It has become a standard line at industry conferences: AI will change the paradigm of cybersecurity, and defenders must adapt to keep pace with attackers who inevitably will.
While this is certainly true, the magnitude of the shift – one that is changing cybersecurity forever – is only now beginning to be fully understood.
This week, the US Treasury Secretary convened the CEOs of the largest American banks to discuss the implications of Anthropic’s latest model, Mythos.
The reason is telling.
These systems are no longer incremental improvements. They are capable of identifying and exploiting vulnerabilities at a level no human can match.

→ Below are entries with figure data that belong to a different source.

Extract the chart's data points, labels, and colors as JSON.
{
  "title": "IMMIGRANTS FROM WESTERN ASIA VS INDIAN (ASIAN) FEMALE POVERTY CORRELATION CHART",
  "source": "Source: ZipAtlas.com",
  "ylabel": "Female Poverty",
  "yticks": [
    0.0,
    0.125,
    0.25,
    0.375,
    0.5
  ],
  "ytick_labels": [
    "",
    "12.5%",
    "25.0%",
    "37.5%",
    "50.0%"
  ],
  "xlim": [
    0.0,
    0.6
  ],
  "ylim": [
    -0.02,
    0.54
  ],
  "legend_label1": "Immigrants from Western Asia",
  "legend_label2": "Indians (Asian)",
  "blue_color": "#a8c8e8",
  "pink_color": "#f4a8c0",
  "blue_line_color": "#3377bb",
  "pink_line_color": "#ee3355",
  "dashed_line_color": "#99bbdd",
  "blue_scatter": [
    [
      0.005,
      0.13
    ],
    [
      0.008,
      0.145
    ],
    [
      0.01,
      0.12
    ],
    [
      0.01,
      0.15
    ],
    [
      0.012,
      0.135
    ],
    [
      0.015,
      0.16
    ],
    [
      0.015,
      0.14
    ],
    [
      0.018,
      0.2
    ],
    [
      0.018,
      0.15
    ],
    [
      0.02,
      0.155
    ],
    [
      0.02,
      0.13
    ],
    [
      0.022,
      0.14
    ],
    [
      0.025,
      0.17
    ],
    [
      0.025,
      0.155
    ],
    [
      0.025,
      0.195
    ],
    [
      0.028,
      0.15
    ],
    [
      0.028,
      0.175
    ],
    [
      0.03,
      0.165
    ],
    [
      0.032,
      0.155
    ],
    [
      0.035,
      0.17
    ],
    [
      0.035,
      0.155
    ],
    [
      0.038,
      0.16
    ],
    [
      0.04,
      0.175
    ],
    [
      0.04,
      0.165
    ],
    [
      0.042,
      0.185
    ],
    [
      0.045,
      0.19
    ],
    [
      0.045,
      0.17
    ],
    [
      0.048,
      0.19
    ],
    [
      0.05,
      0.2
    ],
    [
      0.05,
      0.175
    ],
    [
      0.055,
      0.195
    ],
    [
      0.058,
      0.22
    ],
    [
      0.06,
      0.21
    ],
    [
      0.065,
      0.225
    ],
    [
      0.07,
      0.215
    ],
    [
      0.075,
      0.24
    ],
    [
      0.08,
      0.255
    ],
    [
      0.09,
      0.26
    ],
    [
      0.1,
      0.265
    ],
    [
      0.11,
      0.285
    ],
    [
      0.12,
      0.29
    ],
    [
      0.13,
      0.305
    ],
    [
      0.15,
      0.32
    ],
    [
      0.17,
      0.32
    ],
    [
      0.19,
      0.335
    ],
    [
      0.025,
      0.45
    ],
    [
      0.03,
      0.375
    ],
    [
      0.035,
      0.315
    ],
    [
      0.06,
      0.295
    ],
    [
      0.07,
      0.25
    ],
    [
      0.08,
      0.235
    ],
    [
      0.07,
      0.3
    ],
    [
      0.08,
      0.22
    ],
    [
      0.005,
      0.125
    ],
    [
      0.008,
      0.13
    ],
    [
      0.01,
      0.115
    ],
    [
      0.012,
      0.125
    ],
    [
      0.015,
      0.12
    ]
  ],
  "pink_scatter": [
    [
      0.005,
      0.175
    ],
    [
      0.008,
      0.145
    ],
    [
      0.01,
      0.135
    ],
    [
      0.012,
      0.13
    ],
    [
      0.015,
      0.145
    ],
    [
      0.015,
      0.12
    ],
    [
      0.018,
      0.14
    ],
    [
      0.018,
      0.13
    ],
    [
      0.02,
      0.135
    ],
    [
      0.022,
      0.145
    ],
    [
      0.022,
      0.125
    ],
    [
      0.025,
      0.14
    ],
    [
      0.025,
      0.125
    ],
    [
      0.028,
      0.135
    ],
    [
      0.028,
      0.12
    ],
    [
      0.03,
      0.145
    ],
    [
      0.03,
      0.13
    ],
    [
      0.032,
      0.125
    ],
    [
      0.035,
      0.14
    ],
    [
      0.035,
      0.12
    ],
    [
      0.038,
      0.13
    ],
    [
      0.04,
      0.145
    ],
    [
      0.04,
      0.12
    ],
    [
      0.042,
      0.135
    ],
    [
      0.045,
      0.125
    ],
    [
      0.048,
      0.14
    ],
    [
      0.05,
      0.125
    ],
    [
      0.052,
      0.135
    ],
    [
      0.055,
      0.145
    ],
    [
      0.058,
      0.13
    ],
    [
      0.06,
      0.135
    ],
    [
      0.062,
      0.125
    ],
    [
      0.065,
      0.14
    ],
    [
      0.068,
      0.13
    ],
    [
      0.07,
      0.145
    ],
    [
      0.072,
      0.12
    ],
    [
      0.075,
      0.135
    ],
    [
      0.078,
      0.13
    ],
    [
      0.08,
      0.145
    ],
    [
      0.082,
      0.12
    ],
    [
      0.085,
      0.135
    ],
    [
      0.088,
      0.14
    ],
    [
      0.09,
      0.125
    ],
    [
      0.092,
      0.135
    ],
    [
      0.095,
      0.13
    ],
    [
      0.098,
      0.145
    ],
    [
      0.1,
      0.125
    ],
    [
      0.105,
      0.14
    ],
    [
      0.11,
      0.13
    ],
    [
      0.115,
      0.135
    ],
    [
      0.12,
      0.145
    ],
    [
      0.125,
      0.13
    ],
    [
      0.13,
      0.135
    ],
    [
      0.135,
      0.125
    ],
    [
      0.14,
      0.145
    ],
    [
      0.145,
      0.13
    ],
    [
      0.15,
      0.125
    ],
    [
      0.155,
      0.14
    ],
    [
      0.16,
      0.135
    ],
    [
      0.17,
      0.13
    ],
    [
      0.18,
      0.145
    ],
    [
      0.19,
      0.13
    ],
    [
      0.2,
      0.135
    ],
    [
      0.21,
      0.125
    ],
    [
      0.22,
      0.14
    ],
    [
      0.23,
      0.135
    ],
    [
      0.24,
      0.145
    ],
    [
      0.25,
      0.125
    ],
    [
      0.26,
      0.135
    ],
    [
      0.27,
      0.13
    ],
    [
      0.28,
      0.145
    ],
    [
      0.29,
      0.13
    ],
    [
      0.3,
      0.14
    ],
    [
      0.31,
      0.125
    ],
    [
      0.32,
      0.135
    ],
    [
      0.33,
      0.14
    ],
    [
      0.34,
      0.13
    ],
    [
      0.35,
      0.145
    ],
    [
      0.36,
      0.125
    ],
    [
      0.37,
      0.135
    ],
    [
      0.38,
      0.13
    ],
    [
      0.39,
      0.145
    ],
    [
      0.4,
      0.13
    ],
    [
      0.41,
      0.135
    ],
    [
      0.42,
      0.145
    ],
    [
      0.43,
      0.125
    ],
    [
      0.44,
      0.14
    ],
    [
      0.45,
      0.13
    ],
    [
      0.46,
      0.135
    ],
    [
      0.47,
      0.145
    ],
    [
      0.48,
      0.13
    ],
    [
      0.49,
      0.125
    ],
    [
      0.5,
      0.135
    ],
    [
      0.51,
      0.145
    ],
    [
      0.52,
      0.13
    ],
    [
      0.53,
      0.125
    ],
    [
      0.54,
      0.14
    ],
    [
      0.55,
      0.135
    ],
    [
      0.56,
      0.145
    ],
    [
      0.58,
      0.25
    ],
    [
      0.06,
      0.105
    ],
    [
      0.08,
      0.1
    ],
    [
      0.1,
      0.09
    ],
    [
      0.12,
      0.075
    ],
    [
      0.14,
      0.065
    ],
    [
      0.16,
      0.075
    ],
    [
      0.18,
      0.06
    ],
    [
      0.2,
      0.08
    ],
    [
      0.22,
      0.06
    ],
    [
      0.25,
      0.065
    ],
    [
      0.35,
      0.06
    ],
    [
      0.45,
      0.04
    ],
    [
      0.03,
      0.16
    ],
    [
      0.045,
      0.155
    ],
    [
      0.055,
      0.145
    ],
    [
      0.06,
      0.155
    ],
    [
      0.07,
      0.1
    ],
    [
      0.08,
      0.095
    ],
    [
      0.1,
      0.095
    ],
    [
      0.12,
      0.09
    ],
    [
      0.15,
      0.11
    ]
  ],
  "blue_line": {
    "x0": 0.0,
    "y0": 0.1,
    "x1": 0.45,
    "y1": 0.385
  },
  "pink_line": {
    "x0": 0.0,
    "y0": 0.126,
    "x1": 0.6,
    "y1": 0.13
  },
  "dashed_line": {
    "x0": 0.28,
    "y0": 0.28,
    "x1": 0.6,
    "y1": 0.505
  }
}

Mythos has reportedly uncovered thousands of severe vulnerabilities across major operating systems and browsers, including flaws that had remained undetected for decades. This is not just acceleration. It is a structural break.
The key question now is what it takes to survive in this new age. The prevailing framing – that you fight AI with AI – is too simplistic. It underestimates what it truly takes to stay ahead.
The real shift is this: Attackers are becoming AI-native. They no longer need to manually search for vulnerabilities.
They can systematically discover, chain, and exploit them at scale. They can simulate attack paths, adapt in real time, and iterate faster than any human-led security operation ever could.
Defenders, in contrast, still largely operate with fragmented tools, manual processes, and reactive workflows – limited by human resources and capabilities.
A fundamental shift in the approach
What it takes is not merely better tools, more people, or incremental improvements powered by AI. What is needed is a fundamental shift in the approach:
- Fusion of every single signal and every piece of data to not just identify individual vulnerabilities but to map the attack chains that can threaten a whole nation.
- Full autonomy to move from reacting to alert signals to automated responses – moving faster than any AI-enabled attacker can.
- Deeply embedded defenses, based on an intimate understanding of the context, the structure, and the environment of an organization, and continuously learning from its data and behavior.
- Sovereignty without compromise: everything is owned and operated in-house. No data ever leaves the premises. Zero dependence on third parties – not for hardware, not for models, and not for the interface.
This is precisely why we founded DREAM three years ago. It was clear to us that assembling collections of tools and augmenting them with AI would not be sufficient.
What is required is an AI-native system. In a world where AI can autonomously discover and exploit weaknesses, defense must become autonomous as well.
We agree with Jamie Dimon, who highlighted in his annual shareholder letter this week that cybersecurity is one of the biggest risks – not only for the financial sector, but for our economies and societies as a whole – and that addressing it will require significant investment.
But investment alone is not what determines the outcome.
Just as in conventional conflict, battles are no longer won by those with the most tanks or ships. Autonomous, AI-driven systems are what make the difference – in traditional warfare as well as in cyber.
This has been the thesis behind DREAM from the beginning. And as this week’s release of Anthropic’s Mythos model shows, it is more relevant than ever.